How about a single or 2nd set of 705's as the center channel?


----------



## Gefest (May 26, 2020)

Hey, olddog. My friend had the same problem. He didn’t have enough knowledge to choose the best variant for him, so he was asking others for advice, but they didn’t know anything about it at all. He even asked his colleagues from his work, but they didn't help him too, so he decided to search in Google the information about his problem. After 2-3 days of searching, he bought speakers, according to the reviews from Best 6×9 Speakers | Audio Direct. My friend has been using them for 2 years and he is delighted with them completely.


----------



## JamesDDoX (Dec 13, 2019)

BP1Fanatic said:


> How about a single or 2nd set of 705's as the center channel?
> 
> View attachment 174033


Nice Systems buddy pure man cave heaven lol, don't mind asking are those 2 rear stand speakers pointed straight behind the HDTV ?


----------



## JamesDDoX (Dec 13, 2019)

olddog said:


> I am looking for a good match for center to go with my mains B&W 705. It will be in a console that has a size limitation of 24"x 12" x19" deep so the prefered B&W HTS7 will not fit.

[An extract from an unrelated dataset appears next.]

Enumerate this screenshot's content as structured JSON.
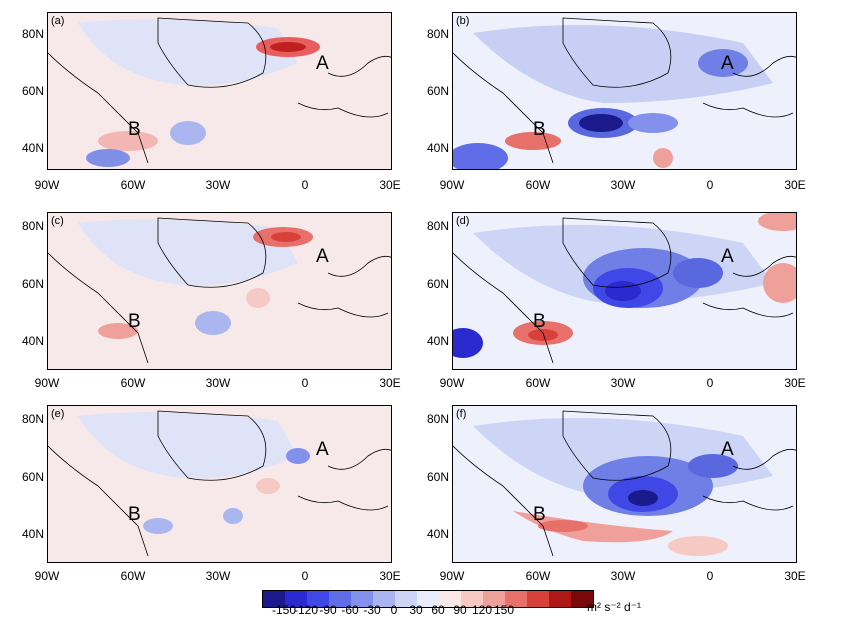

I think I also (because of the 3 sided box it is going in) need something that is not rear ported. I need something that will bring the dialog out on the movies so when they are talking with an accent I don't have to raise the volume
> Chain and room
> Denon X3300W
> B&W 705 fronts
> ...





JamesDDoX said:


> Nice Systems buddy pure man cave heaven lol, don't mind if i ask are those 2 rear stand speakers pointed straight behind the HDTV ?


----------